I have installed the SyntaxHighlighter Evolved plugin to allow me to post snippets of code to my blog. However (as far as I can tell) it does not natively support allowing syntax highlighting in comments. As I was reviewing the old posts pulled in from my Drupal site, and in particular the comments that I had made to update some of the older posts, I realised that I had quoted code in them which would be useful to also highlight. I decided that I would try and add the facility for syntax highlighting to be added to comments in a simple way as possible.

I noticed that that way highlighting seemed to work is that it adds a construct to the <pre> tags that delineate the code that should be highlighted with “class=brush:lang;” where lang is the particular language we are highlighting for. I felt this was a little complex for comments to include in their “semi” html markup, but that it should be simple enough for them to add <pre lang=”lang”> as a construct.

The first step was to allow this as one of the “allowed tags” for the site. So in my functions.php file, in the function called on init I added the following code

global $allowedtags
//Change the allowed comment tags to include <pre> with a brush
$allowedtags[pre] = array(lang => array());

The next step is to give the commenter some extra information at the bottom of the post to let them know how to do this. I used the following call, with additional parameter to the comment_form() function in my theme. In my theme, copied from twentyten, this was also in functions.php

<?php comment_form(
  array(comment_notes_after =>
    <p class="form-allowed-tags"> . sprintf(
__( You may use these <abbr title="HyperText Markup Language">HTML</abbr> tags and attributes: %s ),
 <code> . allowed_tags() . </code>
) . </p> . __(<p class="form-allowed-tags">Use the &lt;pre lang="lang"&gt; tag to syntax highlight for language "lang"</p>))); ?>

The last step was to actually change the output from the comment. the comment.php file held this code

<div class="comment-body"><?php
  $comment_text = get_comment_text();
  $comment_text=preg_replace(#<pre.*?lang=(")?([^>"]*)(")?(.*?)>#sm’,
    <pre class=$1brush:$2;$3$4>,$comment_text); //we need to find <pre brush=xxx> and replace it with <pre class="brush:xxx;">
  echo $comment_text;
  unset($comment_text);
?></div>

What we have done is use the preg_replace function to search through the code for <pre lang=”xxx”> tags and replace them with <pre class=”brush:xxx”> tags. It seems to work well. When the page displays the javascript highlighter spots these tags and highlights them like the rest of the page.

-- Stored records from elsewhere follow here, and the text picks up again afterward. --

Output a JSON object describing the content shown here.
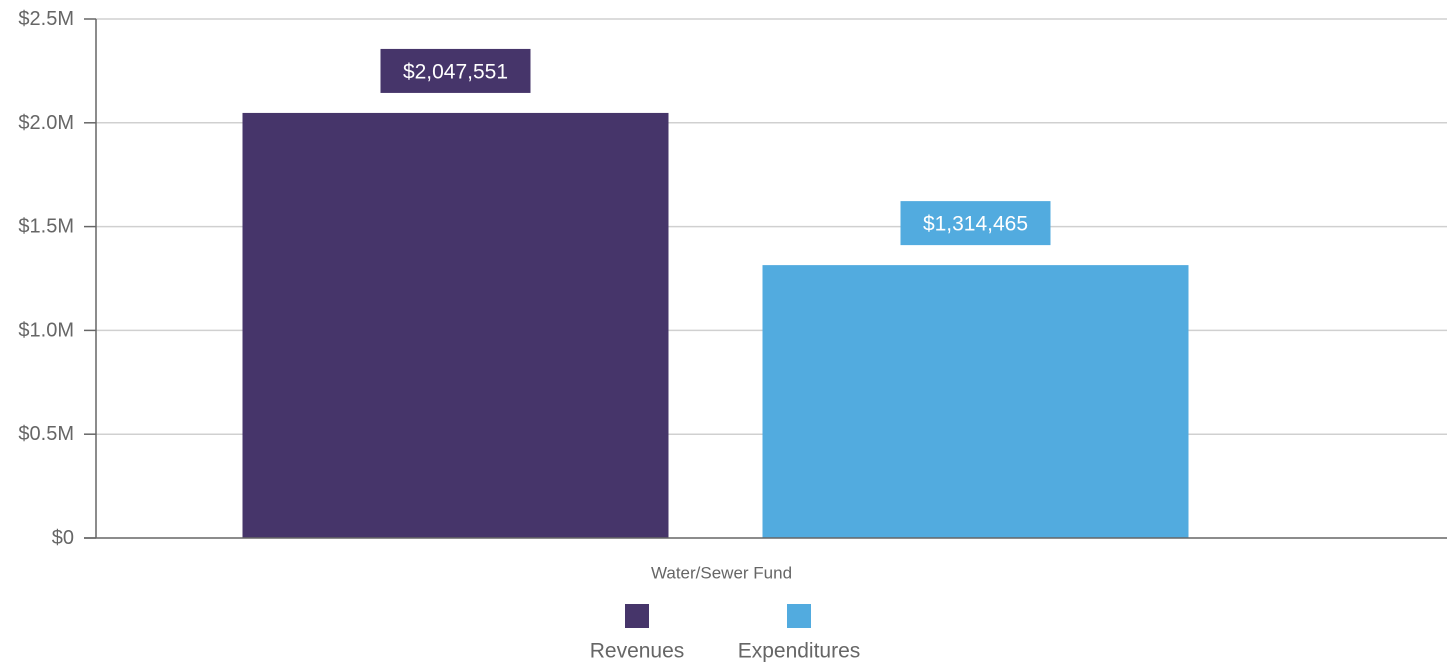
{
  "chart_data": {
    "type": "bar",
    "categories": [
      "Water/Sewer Fund"
    ],
    "series": [
      {
        "name": "Revenues",
        "values": [
          2047551
        ],
        "labels": [
          "$2,047,551"
        ],
        "color": "#46356a"
      },
      {
        "name": "Expenditures",
        "values": [
          1314465
        ],
        "labels": [
          "$1,314,465"
        ],
        "color": "#52abdf"
      }
    ],
    "y_ticks": [
      {
        "value": 0,
        "label": "$0"
      },
      {
        "value": 500000,
        "label": "$0.5M"
      },
      {
        "value": 1000000,
        "label": "$1.0M"
      },
      {
        "value": 1500000,
        "label": "$1.5M"
      },
      {
        "value": 2000000,
        "label": "$2.0M"
      },
      {
        "value": 2500000,
        "label": "$2.5M"
      }
    ],
    "ylim": [
      0,
      2500000
    ],
    "grid": true,
    "legend_position": "bottom",
    "title": "",
    "xlabel": "",
    "ylabel": "",
    "colors": {
      "grid": "#d0d0d0",
      "axis": "#666666",
      "text": "#666666"
    }
  }
}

Being that I am a newbie at this sort of thing, there are still a couple of issues that worry me. I would be grateful for any comments on the fact.

Firstly, should I be filling the $allowedtags entry with the languages allowed? I don’t know what the entry array in the lang attribute does, might it be possible to verify the allowed tags?

Secondly – am I opening any security holes with the preg_replace function. Could someone use it to inject something nasty into the page. I think it would be quite difficult as my criteria to end the pattern after the lang attribute is either a > or ” character. Which doesn’t leave much scope. However I am still not sure and will need to keep a close eye on it.